I usually have this favorite toy that I play with. It shows me a whole new level of comfort. Most times I plea with it to pray with me, and on most mornings, I'd carry it to mummy. Telling her that it spoke to me, saying everything would be alright by the sleight of ways. If we could just use a knife and fight daddy like in the movies, it will all end. Or like the fire balls they aim at each other in movie wars, then after a whole lot, it would end.
Mummy would laugh and rebuke this thought. For her, she thought I was a kid and oblivious to the flings and doings at home. She once got tired of my persistent nature, and how I played with the nature of death. She cussed me angrily and sent me away from her comfort. I broke down, accompanied by guilt. I picked up my toy from behind her and quietly moved away. I was young, but I wasn't stupid. These were ways I thought could make her heal, and mollify the sickening rage at home.
I then decided it was a war I was to take alone. Like in the warlike primordial movies, they'd construct weapons from their environment and attack the enemy off his notice. And for now, the enemy was my dad, he is to die. I snuck out of the house when it approached the usual times he returned. I had already prepared my spear, and if he doesn't die by that, I'd use our Kitchen's knife.
He was back, I watched him from behind the little bushes. And this imaginative man was with him — my dad. I employed stealth. I was going to steal his life away. And that moment will be “Glorious,” I mocked. As he stepped a bit farther from his car, I charted a mild attack with my favorite toy. And with it tied along my belt, we ran towards him.
Dad heard footsteps, but before he was clear that it was me, I made sure it was pierced into him. The spear, I sharpened all through the day and the knife, pierced at his heart level. Blood ran out of his mouth and I couldn't believe that he was dying. I turned and saw this imaginative man, surprised. He clapped his hands and said his work was done.

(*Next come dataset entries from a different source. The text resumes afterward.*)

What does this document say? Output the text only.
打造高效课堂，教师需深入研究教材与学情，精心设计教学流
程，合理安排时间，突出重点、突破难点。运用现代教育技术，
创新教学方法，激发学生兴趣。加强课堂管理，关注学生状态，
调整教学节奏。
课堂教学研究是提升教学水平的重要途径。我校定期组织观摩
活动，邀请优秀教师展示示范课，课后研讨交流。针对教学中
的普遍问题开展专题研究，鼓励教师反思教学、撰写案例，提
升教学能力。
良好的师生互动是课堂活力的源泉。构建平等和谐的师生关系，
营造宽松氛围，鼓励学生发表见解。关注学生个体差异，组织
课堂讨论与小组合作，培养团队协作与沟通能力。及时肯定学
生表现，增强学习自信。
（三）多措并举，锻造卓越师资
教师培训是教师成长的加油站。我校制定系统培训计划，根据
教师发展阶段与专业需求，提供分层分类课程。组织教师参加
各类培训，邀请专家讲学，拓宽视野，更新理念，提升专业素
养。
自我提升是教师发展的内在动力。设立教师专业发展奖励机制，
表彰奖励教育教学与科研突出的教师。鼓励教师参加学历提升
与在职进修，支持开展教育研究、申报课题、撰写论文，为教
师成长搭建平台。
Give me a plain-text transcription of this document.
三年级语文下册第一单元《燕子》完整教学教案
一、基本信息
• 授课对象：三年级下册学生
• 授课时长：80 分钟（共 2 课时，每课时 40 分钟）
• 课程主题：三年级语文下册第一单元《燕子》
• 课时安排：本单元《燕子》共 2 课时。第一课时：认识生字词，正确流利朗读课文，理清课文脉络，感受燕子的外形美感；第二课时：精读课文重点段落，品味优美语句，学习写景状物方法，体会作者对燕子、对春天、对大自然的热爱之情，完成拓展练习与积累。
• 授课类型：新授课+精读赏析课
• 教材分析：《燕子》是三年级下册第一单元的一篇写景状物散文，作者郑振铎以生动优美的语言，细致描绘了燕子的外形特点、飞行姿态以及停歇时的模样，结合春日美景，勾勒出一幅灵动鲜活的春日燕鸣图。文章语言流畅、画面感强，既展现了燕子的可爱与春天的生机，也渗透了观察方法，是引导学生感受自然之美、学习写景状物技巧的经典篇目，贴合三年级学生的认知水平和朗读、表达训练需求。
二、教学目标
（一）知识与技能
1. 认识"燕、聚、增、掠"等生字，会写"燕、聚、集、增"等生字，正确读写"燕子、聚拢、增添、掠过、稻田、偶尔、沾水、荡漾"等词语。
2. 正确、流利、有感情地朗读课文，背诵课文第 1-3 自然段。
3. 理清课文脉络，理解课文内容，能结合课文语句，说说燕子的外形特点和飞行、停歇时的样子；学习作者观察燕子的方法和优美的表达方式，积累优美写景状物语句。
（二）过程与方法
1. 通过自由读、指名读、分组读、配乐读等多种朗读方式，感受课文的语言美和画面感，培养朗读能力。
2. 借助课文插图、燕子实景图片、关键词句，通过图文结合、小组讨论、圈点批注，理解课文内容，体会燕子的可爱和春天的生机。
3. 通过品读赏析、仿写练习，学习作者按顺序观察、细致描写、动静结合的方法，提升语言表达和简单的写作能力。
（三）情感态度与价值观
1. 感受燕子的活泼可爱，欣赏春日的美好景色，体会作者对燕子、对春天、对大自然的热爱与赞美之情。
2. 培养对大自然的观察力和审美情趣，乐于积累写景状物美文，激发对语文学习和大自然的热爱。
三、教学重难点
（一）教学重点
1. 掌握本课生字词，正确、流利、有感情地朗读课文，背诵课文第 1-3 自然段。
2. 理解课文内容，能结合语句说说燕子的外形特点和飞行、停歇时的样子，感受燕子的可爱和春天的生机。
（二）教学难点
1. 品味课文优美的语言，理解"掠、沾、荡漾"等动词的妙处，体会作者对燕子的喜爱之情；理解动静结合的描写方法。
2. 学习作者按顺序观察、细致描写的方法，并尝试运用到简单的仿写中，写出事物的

Hearing the screams, mum ran out of the house, beholding her husband, sprawled on the floor. With me, standing in shock, I uttered,
“Mum I did it. I have chased the sorrow away.”
She gave me no mind and attended to her husband, who laid almost lifeless. I saw her still crying, and I was still confused. Why should she be? I just did this one for her. He is dying, and this is the same thing that gives her pain.
Days passed, and the next thing I was in the police custody, were they tried to clarify the reasons for me doing that. I simply told them I was saving mummy, and that she was suffering. During the interrogations, mummy walked in with Dad, who was unable to walk as he would. I saw tears in both their eyes, but I was still confused. Why is mummy still with him? I have lost this battle. It was like they couldn't believe their son. Weeks on and I was in a therapists office. I've moved from one to the other, as the government say I sure need help, my acts were despicable. But it is certain, I know my mum suffered grievous pain and Lo I'm now the bad one here. He who tried to be a hero? This isn't just right.
I await my going behind bars, cause there was nothing mummy was going to tell Dad to make him change his mind. I was fiendish! And that was it. The very last time I spoke to mum, I told her everything, including the Man I usually see, speaking to me. Usually around when you and Dad quarrel, when he hits you, when he coerces you to do something and you scream. It was all this that prompted me to act.
Mummy felt it, but it is too late, she watched me melt down during the very last seconds as I told her I loved her so much, and I should be forgiven, for I was blind; that which seeks violence, hate and evil recompense, has landed me here. But it is simply virulent. I didn't know this was it. I'm so sorry, I hope Dad treats you well, and ends his pretentiousness.